- Ê cristão, dá
uma ajudinha pro cego?
- Que ajudinha,
que nada, velho. Você quer dinheiro pra beber cachaça!
- Pois não é? Com
essa chuva e o ceguinho de pé no chão, tem mesmo que esquentar o bucho.
De fato, chovia
muito na cidade. Pra falar a verdade, chovia demais. Chovia tanto que as ruas
viraram lagoas e intrépidos minadouros borbulhavam no barrado das casas. Improvisou-se
até mesmo um transporte de canoas entre os dois lados do comércio, onde antes
havia uma ponte, levada pela chuva.
- Chuva assim, só
em cinqüenta e nove, ano em que se perdeu toda a safra de feijão.
- É, me lembro.
Cheguei a pescar cromatás à mão, no quintal de casa.
- E eu pesquei na
panela.

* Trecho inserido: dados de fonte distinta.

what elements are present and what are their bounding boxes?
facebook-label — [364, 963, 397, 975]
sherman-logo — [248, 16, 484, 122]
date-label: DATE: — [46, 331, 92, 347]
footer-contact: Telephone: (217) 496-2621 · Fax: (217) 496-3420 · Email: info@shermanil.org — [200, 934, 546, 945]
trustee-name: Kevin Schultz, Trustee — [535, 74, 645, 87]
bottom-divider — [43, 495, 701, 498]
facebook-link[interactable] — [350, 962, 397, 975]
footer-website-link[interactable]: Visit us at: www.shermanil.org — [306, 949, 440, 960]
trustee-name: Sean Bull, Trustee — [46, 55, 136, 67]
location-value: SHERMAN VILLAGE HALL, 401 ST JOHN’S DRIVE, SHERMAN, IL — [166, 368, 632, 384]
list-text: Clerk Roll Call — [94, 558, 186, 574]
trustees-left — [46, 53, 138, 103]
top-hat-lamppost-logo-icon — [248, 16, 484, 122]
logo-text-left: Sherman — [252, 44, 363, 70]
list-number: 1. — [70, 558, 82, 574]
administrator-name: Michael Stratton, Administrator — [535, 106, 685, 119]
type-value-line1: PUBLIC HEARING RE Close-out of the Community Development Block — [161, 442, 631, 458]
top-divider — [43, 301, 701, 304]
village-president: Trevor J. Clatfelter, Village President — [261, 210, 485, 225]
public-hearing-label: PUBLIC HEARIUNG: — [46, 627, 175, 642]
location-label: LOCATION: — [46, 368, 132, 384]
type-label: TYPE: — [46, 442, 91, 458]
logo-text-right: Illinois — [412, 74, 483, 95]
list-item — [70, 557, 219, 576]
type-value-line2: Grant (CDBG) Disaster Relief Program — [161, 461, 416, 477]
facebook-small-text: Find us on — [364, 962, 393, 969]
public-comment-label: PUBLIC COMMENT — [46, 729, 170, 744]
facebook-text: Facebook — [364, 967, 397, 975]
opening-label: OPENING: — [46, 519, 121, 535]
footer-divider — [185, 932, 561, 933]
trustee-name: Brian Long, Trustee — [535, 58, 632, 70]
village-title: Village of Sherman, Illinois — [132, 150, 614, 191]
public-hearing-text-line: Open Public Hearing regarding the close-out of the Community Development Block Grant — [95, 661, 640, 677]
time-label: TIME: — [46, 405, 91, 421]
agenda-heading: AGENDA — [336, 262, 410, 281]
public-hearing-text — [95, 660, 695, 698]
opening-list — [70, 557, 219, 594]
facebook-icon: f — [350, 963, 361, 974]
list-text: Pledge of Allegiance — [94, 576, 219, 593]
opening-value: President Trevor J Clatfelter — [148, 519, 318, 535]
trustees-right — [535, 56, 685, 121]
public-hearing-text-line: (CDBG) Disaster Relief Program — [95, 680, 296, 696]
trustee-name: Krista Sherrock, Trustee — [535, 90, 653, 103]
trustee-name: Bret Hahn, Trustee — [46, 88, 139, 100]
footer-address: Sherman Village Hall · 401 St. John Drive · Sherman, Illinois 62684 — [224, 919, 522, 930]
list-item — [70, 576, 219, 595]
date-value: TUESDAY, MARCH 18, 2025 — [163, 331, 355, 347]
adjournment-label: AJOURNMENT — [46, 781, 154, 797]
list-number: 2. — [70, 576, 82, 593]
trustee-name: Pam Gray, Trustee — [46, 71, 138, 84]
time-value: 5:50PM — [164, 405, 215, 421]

Minha casa pegou um metro de água e os peixes saltavam diretamente dentro
do caldeirão!
- Que Deus abençoe
os pobres sem casa...
Mas a chuva não
atrapalhava Odônio e Ozorino. Os dois bravos argonautas singravam as ruas inundadas,
detendo-se diante de um armazém, uma farmácia, um bar ou sapataria, enfim, onde
houvesse um aglomerado de gente capaz de engordar a féria do dia.
Odônio era o cego,
Ozorino, o guia.
O primeiro
trajava calça de brim e camisa estampada desabotoada. O segundo, calça jeans e
camisa de malha, onde se lia: “100% safe.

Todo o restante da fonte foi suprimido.